When Ms. Richards, the Atlanta podcaster, and her family began unschooling, she realized “that human nature is that of a little scientist,” she said. But scientists don’t usually drift along, following their impulses, abandoning experiments when they become boring. How does an unschooled child learn to stick with the hard stuff, the boring stuff? Unschoolers’ faith in free choice can seem like an extreme version of the consumerist impulse that has crept into education, in which the student is no scientist, but a customer who is always right.

“When I came into this world, I thought that when you remove restrictions, the paraphernalia of school and coercion, then kids’ curiosity and self-direction would naturally bloom,” Blake Boles, the author of “Why Are You Still Sending Your Kids to School?,” told me. “That’s not what happens. There are plenty of motivational challenges. They struggle like other kids, and I think that’s OK. I say when you choose to unschool, you’re choosing to take on this heightened sense of freedom and responsibilities that most people don’t choose until they’re 18 or 22. It’s the same struggle, just happening earlier.”

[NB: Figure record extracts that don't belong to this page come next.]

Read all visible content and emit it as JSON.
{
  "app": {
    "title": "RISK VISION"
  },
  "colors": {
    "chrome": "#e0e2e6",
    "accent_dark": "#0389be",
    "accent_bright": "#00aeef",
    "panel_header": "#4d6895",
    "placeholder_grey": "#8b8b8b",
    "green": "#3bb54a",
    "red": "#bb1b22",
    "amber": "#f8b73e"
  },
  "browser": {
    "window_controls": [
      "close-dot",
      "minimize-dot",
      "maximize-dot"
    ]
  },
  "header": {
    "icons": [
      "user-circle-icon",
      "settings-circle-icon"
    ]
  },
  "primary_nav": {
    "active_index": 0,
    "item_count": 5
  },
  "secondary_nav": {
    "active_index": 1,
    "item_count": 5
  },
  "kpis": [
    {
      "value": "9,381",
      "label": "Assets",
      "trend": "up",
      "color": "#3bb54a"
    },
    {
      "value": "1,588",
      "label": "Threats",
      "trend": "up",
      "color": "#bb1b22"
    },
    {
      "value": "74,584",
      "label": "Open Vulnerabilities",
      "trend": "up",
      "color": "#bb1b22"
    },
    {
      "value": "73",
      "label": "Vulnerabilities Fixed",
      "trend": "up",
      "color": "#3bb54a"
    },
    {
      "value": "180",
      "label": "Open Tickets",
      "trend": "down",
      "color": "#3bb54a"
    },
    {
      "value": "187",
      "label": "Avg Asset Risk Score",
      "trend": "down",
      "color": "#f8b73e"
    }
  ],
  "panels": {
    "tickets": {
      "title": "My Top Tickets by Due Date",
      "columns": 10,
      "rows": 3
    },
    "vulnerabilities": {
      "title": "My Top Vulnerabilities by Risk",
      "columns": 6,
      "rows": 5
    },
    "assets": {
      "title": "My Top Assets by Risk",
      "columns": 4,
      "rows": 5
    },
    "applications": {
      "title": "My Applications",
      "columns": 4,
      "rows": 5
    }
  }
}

We can’t pretend that mainstream schools have solved the motivation problem, even as many teachers try to combine the advantages of schoolroom structure with respect for children’s urge to explore. This problem is all the more pressing at a time when social isolation forces students to rely on apps and social media.

The same technology that makes learning at home accessible, that seems to make so much education free, also ensnares our brains with its glowing screens, relentless pings, likes and other dopamine hits. We need to have a serious conversation about how children can learn to become technology’s masters and not its servants. Unschoolers can be leaders in this — because, by throwing off social norms and pushing faith in a child’s freedom to an extreme, they nudge the rest of us to confront our own assumptions and blind spots.

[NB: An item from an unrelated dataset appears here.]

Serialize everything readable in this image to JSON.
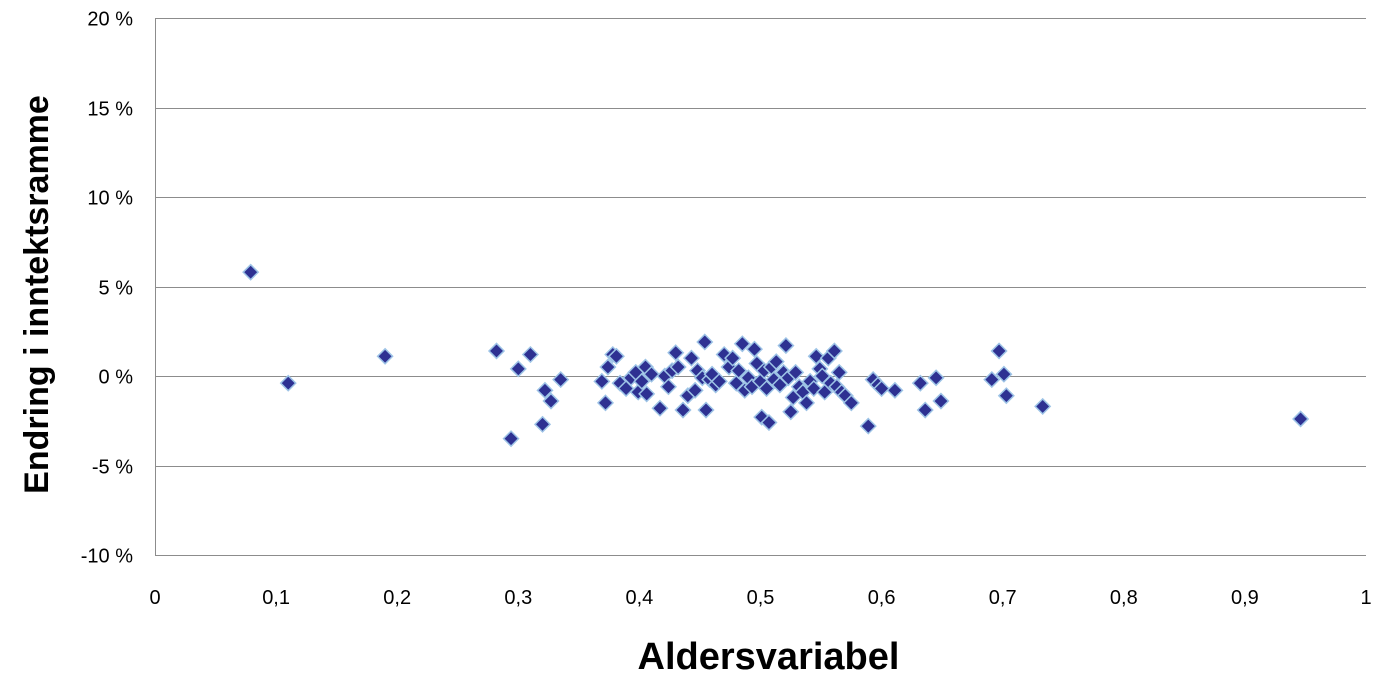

Parents don’t have to be utopian revolutionaries to take small cues from unschoolers, tips to turn bare pandemic survival into something closer to flourishing. Covid-19 has forced families to face “the other pandemic that was happening before Covid,” Ms. Richards said. “That’s not understanding how to be in real relationships intergenerationally, adults and children. Now we’re forced to say, if I’m at home with my kids and partner, maybe we don’t always even like each other, but we have to figure out how to be together and be productive.”

Ms. McQueen, the unschooling mom in Florida, pointed out that with no tests or grades, “you have to have a deeper relationship, and observe your children that much more. That’s how you get to know what they’re thinking and learning, that they’re progressing — by having those conversations.”

In this sense, 2020 is not a lost year. It’s a chance for parents and children to watch and listen to one another, to turn the weekday scramble into an occasion to experiment and think about what it takes to make a free human being — one whose freedom comes from truly knowing something about the world, and about herself.